June Olsen writes: In the current economic climate, homeowners often feel the need to have substantial cash reserves available for medical expenses, remodeling projects, or to pay off consumer debt. Others may look to lower their mortgage payments in light of cash flow issues. These homeowners often rely on refinancing their mortgages to accomplish these goals. While many homeowners attempt to use refinancing as a tool to remedy these problems, the practice is not without its pitfalls. These pitfalls were disregarded when taught in accredited mba courses and as a result helped fuel the sub-prime mortgage crisis.
Why Do Homeowners Refinance Mortgages?
The Federal Reserve web site offers some options on why homeowners may choose to refinance their mortgages.
Lower Interest Rates
Market conditions can lead to lower interest rates. Since mortgage payments are tied to interest rates, homeowners can reduce their payments by refinancing.
Adjust the Mortgage Term
Some homeowners may want to shorten the term of their mortgages to pay off the home sooner. Others may want a longer term with lower payments.

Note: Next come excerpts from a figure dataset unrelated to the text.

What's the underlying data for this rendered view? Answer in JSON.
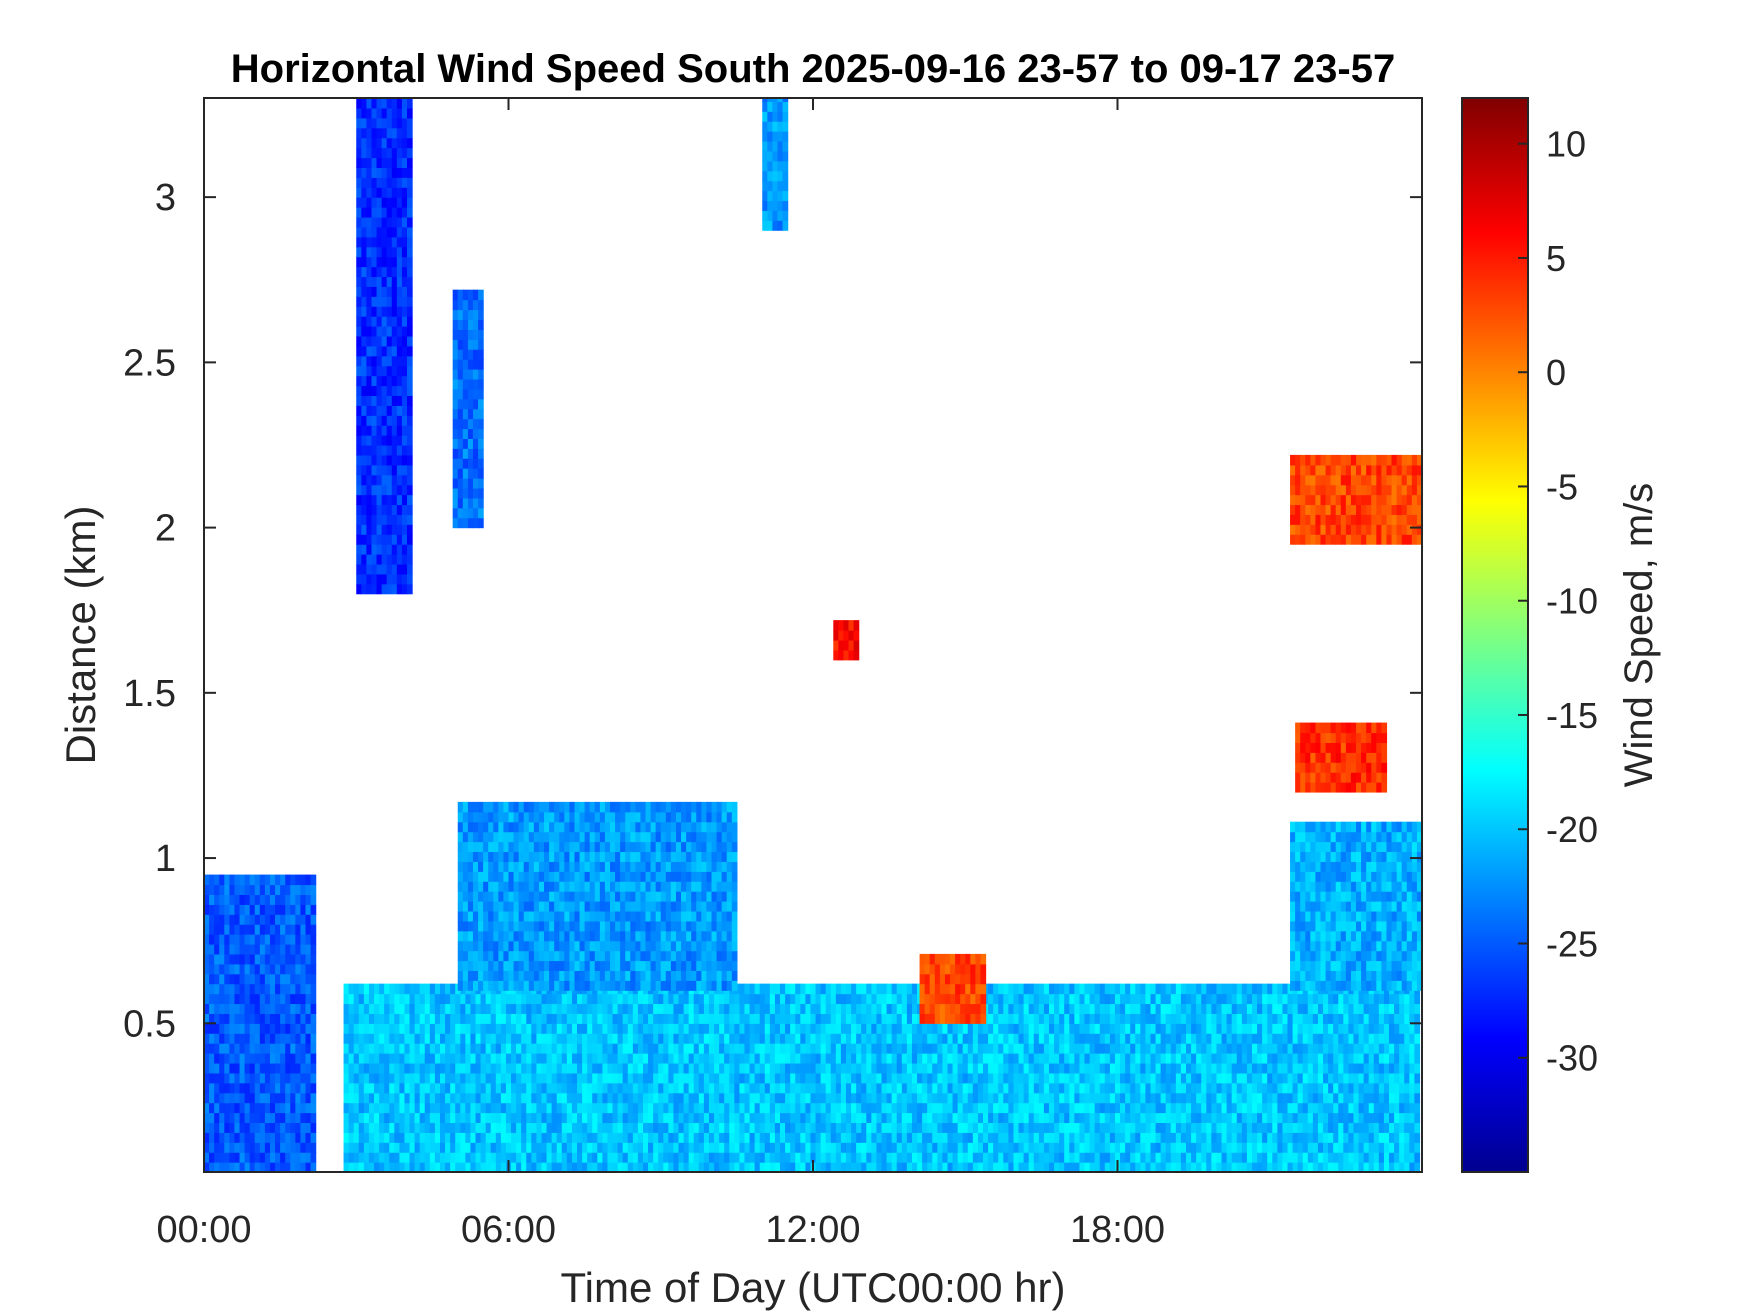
{
  "chart_data": {
    "type": "heatmap",
    "title": "Horizontal Wind Speed South 2025-09-16 23-57 to 09-17 23-57",
    "xlabel": "Time of Day (UTC00:00 hr)",
    "ylabel": "Distance (km)",
    "xlim": [
      0,
      24
    ],
    "ylim": [
      0.05,
      3.3
    ],
    "xticks": [
      {
        "value": 0,
        "label": "00:00"
      },
      {
        "value": 6,
        "label": "06:00"
      },
      {
        "value": 12,
        "label": "12:00"
      },
      {
        "value": 18,
        "label": "18:00"
      }
    ],
    "yticks": [
      {
        "value": 0.5,
        "label": "0.5"
      },
      {
        "value": 1,
        "label": "1"
      },
      {
        "value": 1.5,
        "label": "1.5"
      },
      {
        "value": 2,
        "label": "2"
      },
      {
        "value": 2.5,
        "label": "2.5"
      },
      {
        "value": 3,
        "label": "3"
      }
    ],
    "colorbar": {
      "label": "Wind Speed, m/s",
      "range": [
        -35,
        12
      ],
      "colormap": "jet",
      "ticks": [
        {
          "value": 10,
          "label": "10"
        },
        {
          "value": 5,
          "label": "5"
        },
        {
          "value": 0,
          "label": "0"
        },
        {
          "value": -5,
          "label": "-5"
        },
        {
          "value": -10,
          "label": "-10"
        },
        {
          "value": -15,
          "label": "-15"
        },
        {
          "value": -20,
          "label": "-20"
        },
        {
          "value": -25,
          "label": "-25"
        },
        {
          "value": -30,
          "label": "-30"
        }
      ]
    },
    "grid": false,
    "no_data_color": "#ffffff",
    "data_regions": [
      {
        "t": [
          2.75,
          23.95
        ],
        "z": [
          0.05,
          0.6
        ],
        "speed": -20
      },
      {
        "t": [
          0.0,
          2.2
        ],
        "z": [
          0.05,
          0.95
        ],
        "speed": -25
      },
      {
        "t": [
          5.0,
          10.5
        ],
        "z": [
          0.6,
          1.15
        ],
        "speed": -22
      },
      {
        "t": [
          21.4,
          23.95
        ],
        "z": [
          0.6,
          1.1
        ],
        "speed": -21
      },
      {
        "t": [
          3.0,
          4.1
        ],
        "z": [
          1.8,
          3.3
        ],
        "speed": -27
      },
      {
        "t": [
          4.9,
          5.5
        ],
        "z": [
          2.0,
          2.7
        ],
        "speed": -24
      },
      {
        "t": [
          14.1,
          15.4
        ],
        "z": [
          0.5,
          0.7
        ],
        "speed": 3
      },
      {
        "t": [
          21.4,
          23.95
        ],
        "z": [
          1.95,
          2.2
        ],
        "speed": 3
      },
      {
        "t": [
          21.5,
          23.3
        ],
        "z": [
          1.2,
          1.4
        ],
        "speed": 4
      },
      {
        "t": [
          12.4,
          12.9
        ],
        "z": [
          1.6,
          1.72
        ],
        "speed": 6
      },
      {
        "t": [
          11.0,
          11.5
        ],
        "z": [
          2.9,
          3.3
        ],
        "speed": -22
      }
    ]
  }
}
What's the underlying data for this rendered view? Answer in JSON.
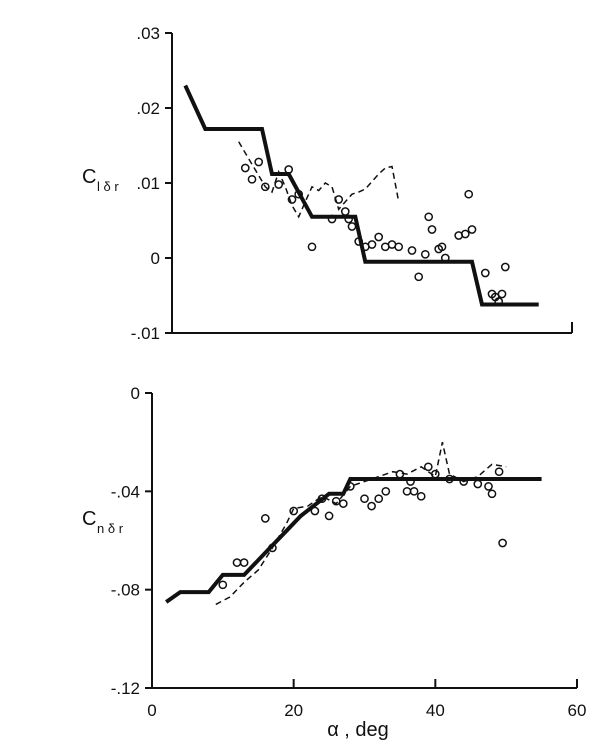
{
  "chart_data": [
    {
      "type": "line",
      "ylabel": {
        "main": "C",
        "sub": "l δ r"
      },
      "xlim": [
        0,
        60
      ],
      "ylim": [
        -0.01,
        0.03
      ],
      "yticks": [
        {
          "value": 0.03,
          "label": ".03"
        },
        {
          "value": 0.02,
          "label": ".02"
        },
        {
          "value": 0.01,
          "label": ".01"
        },
        {
          "value": 0,
          "label": "0"
        },
        {
          "value": -0.01,
          "label": "-.01"
        }
      ],
      "grid": false,
      "series": [
        {
          "style": "solid-thick",
          "x": [
            2,
            5,
            13.5,
            15,
            17.5,
            21,
            27.5,
            29,
            45,
            46.5,
            55
          ],
          "y": [
            0.023,
            0.0172,
            0.0172,
            0.0112,
            0.0112,
            0.0055,
            0.0055,
            -0.0005,
            -0.0005,
            -0.0062,
            -0.0062
          ]
        },
        {
          "style": "dashed",
          "x": [
            10,
            11,
            12,
            13,
            14,
            15,
            16,
            17,
            18,
            19,
            20,
            21,
            22,
            23,
            24,
            25,
            26,
            27,
            28,
            29,
            30,
            31,
            32,
            33,
            34
          ],
          "y": [
            0.0155,
            0.014,
            0.0125,
            0.011,
            0.0095,
            0.0088,
            0.0115,
            0.0095,
            0.007,
            0.0055,
            0.0075,
            0.0095,
            0.009,
            0.01,
            0.0095,
            0.0065,
            0.0075,
            0.0085,
            0.0088,
            0.0092,
            0.0102,
            0.0112,
            0.012,
            0.0122,
            0.0075
          ]
        },
        {
          "style": "circles",
          "x": [
            11,
            12,
            13,
            14,
            16,
            17.5,
            18,
            19,
            21,
            24,
            25,
            26,
            26.5,
            27,
            28,
            29,
            30,
            31,
            32,
            33,
            34,
            36,
            37,
            38,
            38.5,
            39,
            40,
            40.5,
            41,
            43,
            44,
            44.5,
            45,
            47,
            48,
            48.5,
            49,
            49.5,
            50
          ],
          "y": [
            0.012,
            0.0105,
            0.0128,
            0.0095,
            0.0098,
            0.0118,
            0.0078,
            0.0085,
            0.0015,
            0.0052,
            0.0078,
            0.0062,
            0.0052,
            0.0042,
            0.0022,
            0.0015,
            0.0018,
            0.0028,
            0.0015,
            0.0018,
            0.0015,
            0.001,
            -0.0025,
            0.0005,
            0.0055,
            0.0038,
            0.0012,
            0.0015,
            0,
            0.003,
            0.0032,
            0.0085,
            0.0038,
            -0.002,
            -0.0048,
            -0.0052,
            -0.0058,
            -0.0048,
            -0.0012
          ]
        }
      ]
    },
    {
      "type": "line",
      "ylabel": {
        "main": "C",
        "sub": "n δ r"
      },
      "xlabel": "α , deg",
      "xlim": [
        0,
        60
      ],
      "ylim": [
        -0.12,
        0
      ],
      "yticks": [
        {
          "value": 0,
          "label": "0"
        },
        {
          "value": -0.04,
          "label": "-.04"
        },
        {
          "value": -0.08,
          "label": "-.08"
        },
        {
          "value": -0.12,
          "label": "-.12"
        }
      ],
      "xticks": [
        {
          "value": 0,
          "label": "0"
        },
        {
          "value": 20,
          "label": "20"
        },
        {
          "value": 40,
          "label": "40"
        },
        {
          "value": 60,
          "label": "60"
        }
      ],
      "grid": false,
      "series": [
        {
          "style": "solid-thick",
          "x": [
            2,
            4,
            8,
            10,
            13,
            16,
            19,
            21,
            25,
            27,
            28,
            55
          ],
          "y": [
            -0.085,
            -0.081,
            -0.081,
            -0.074,
            -0.074,
            -0.065,
            -0.056,
            -0.05,
            -0.041,
            -0.041,
            -0.035,
            -0.035
          ]
        },
        {
          "style": "dashed",
          "x": [
            9,
            11,
            13,
            15,
            17,
            19,
            20,
            22,
            24,
            26,
            28,
            30,
            32,
            34,
            36,
            38,
            40,
            41,
            42,
            44,
            46,
            48,
            50
          ],
          "y": [
            -0.086,
            -0.083,
            -0.077,
            -0.072,
            -0.063,
            -0.053,
            -0.047,
            -0.046,
            -0.042,
            -0.045,
            -0.038,
            -0.036,
            -0.034,
            -0.032,
            -0.033,
            -0.03,
            -0.034,
            -0.02,
            -0.033,
            -0.036,
            -0.034,
            -0.029,
            -0.03
          ]
        },
        {
          "style": "circles",
          "x": [
            10,
            12,
            13,
            16,
            17,
            20,
            23,
            24,
            25,
            26,
            27,
            28,
            30,
            31,
            32,
            33,
            35,
            36,
            36.5,
            37,
            38,
            39,
            40,
            42,
            44,
            46,
            47.5,
            48,
            49,
            49.5
          ],
          "y": [
            -0.078,
            -0.069,
            -0.069,
            -0.051,
            -0.063,
            -0.048,
            -0.048,
            -0.043,
            -0.05,
            -0.044,
            -0.045,
            -0.038,
            -0.043,
            -0.046,
            -0.043,
            -0.04,
            -0.033,
            -0.04,
            -0.036,
            -0.04,
            -0.042,
            -0.03,
            -0.033,
            -0.035,
            -0.036,
            -0.037,
            -0.038,
            -0.041,
            -0.032,
            -0.061
          ]
        }
      ]
    }
  ]
}
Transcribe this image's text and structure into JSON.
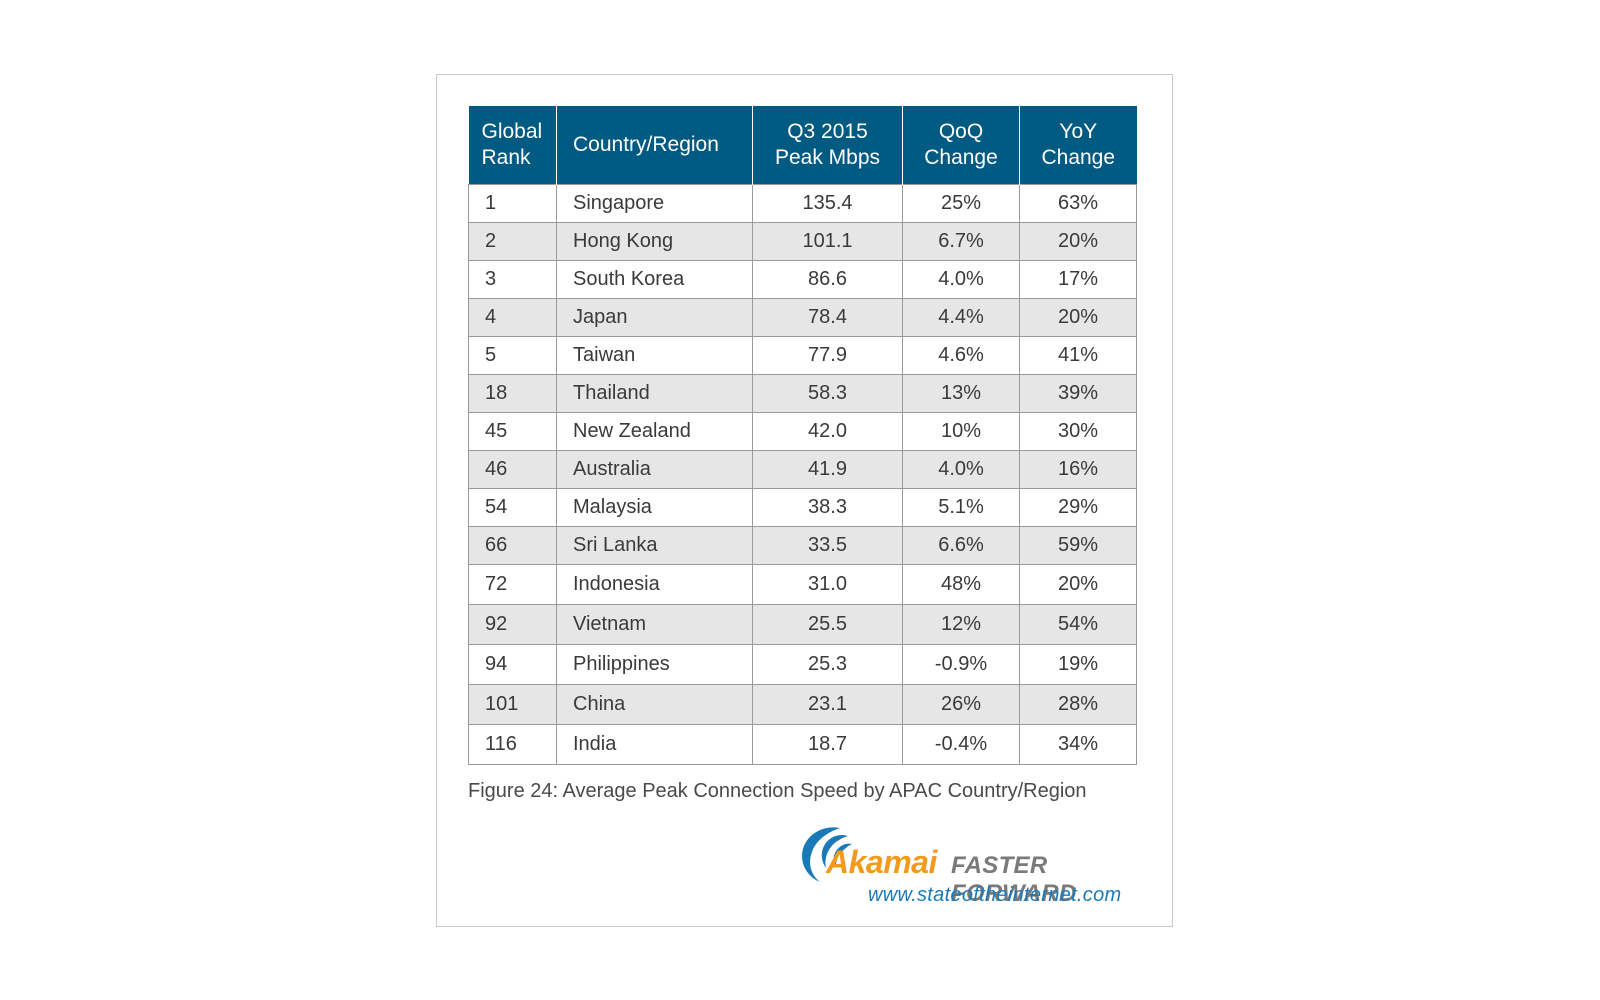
{
  "table": {
    "headers": [
      {
        "line1": "Global",
        "line2": "Rank"
      },
      {
        "line1": "Country/Region",
        "line2": ""
      },
      {
        "line1": "Q3 2015",
        "line2": "Peak Mbps"
      },
      {
        "line1": "QoQ",
        "line2": "Change"
      },
      {
        "line1": "YoY",
        "line2": "Change"
      }
    ],
    "rows": [
      {
        "rank": "1",
        "country": "Singapore",
        "peak": "135.4",
        "qoq": "25%",
        "yoy": "63%"
      },
      {
        "rank": "2",
        "country": "Hong Kong",
        "peak": "101.1",
        "qoq": "6.7%",
        "yoy": "20%"
      },
      {
        "rank": "3",
        "country": "South Korea",
        "peak": "86.6",
        "qoq": "4.0%",
        "yoy": "17%"
      },
      {
        "rank": "4",
        "country": "Japan",
        "peak": "78.4",
        "qoq": "4.4%",
        "yoy": "20%"
      },
      {
        "rank": "5",
        "country": "Taiwan",
        "peak": "77.9",
        "qoq": "4.6%",
        "yoy": "41%"
      },
      {
        "rank": "18",
        "country": "Thailand",
        "peak": "58.3",
        "qoq": "13%",
        "yoy": "39%"
      },
      {
        "rank": "45",
        "country": "New Zealand",
        "peak": "42.0",
        "qoq": "10%",
        "yoy": "30%"
      },
      {
        "rank": "46",
        "country": "Australia",
        "peak": "41.9",
        "qoq": "4.0%",
        "yoy": "16%"
      },
      {
        "rank": "54",
        "country": "Malaysia",
        "peak": "38.3",
        "qoq": "5.1%",
        "yoy": "29%"
      },
      {
        "rank": "66",
        "country": "Sri Lanka",
        "peak": "33.5",
        "qoq": "6.6%",
        "yoy": "59%"
      },
      {
        "rank": "72",
        "country": "Indonesia",
        "peak": "31.0",
        "qoq": "48%",
        "yoy": "20%"
      },
      {
        "rank": "92",
        "country": "Vietnam",
        "peak": "25.5",
        "qoq": "12%",
        "yoy": "54%"
      },
      {
        "rank": "94",
        "country": "Philippines",
        "peak": "25.3",
        "qoq": "-0.9%",
        "yoy": "19%"
      },
      {
        "rank": "101",
        "country": "China",
        "peak": "23.1",
        "qoq": "26%",
        "yoy": "28%"
      },
      {
        "rank": "116",
        "country": "India",
        "peak": "18.7",
        "qoq": "-0.4%",
        "yoy": "34%"
      }
    ]
  },
  "caption": "Figure 24: Average Peak Connection Speed by APAC Country/Region",
  "branding": {
    "logo_word": "Akamai",
    "tagline": "FASTER FORWARD",
    "url": "www.stateoftheinternet.com"
  },
  "colors": {
    "header_bg": "#005a82",
    "stripe_bg": "#e6e6e6",
    "logo_orange": "#f39a1d",
    "logo_blue": "#1a7ab8",
    "tagline_gray": "#7a7a7a"
  }
}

Homeowners can also “cash out” some or all of the equity they have built up during the course of the mortgage by taking out a new mortgage higher than the home’s value.
What are Sub-prime Mortgages?
The US Department of Housing and Urban Development (HUD) defines “sub-prime lending” as “loans (that) are for persons with blemished or limited credit histories.” In most cases, these loans have higher interest rates and less favorable terms than those for borrowers with a better credit rating. As a consequence, loans from sub-prime lenders have a higher default rate than those from prime lenders.
What are the dangers of a refinanced mortgage?
Switching to an Adjustable Rate Mortgage
Some homeowners seek to take advantage of lower interest rates by converting their fixed-rate mortgage into an adjustable rate mortgage (ARM). However, when interest rates rise again, so do the monthly payments on an ARM.
Lengthening the Mortgage Term
While stretching the term of a mortgage (e.g. from a 20-year loan to a 30-year loan) will reduce the monthly payments, the borrower will pay more interest and less principal over the longer term. With lower principal payments, the borrower’s equity will also be lower.
“No Cost” Refinancing
Homeowners who choose to roll the closing costs of their new loan into their monthly payments may face a higher interest rate than those who pay the closing costs separately. Also, no-cost loans come with high penalties for early payoffs so that lenders can recoup the interest they would have gained if the loan had gone to term.
How can I prevent a foreclosure?
The best way to prevent a foreclosure is to examine every aspect of the refinancing, from loan term t interest rate fluctuations to closing costs. Also, finding a lender that is willing and able to communicate the potential hazards of refinancing while educating a borrower on the benefits of a home loan can also be beneficial.
Refinancing can be a useful tool for homeowners seeking to work through financial difficulties. As with any tool, a working knowledge of how best to apply refinancing can be the difference between a successful project and a devastating foreclosure.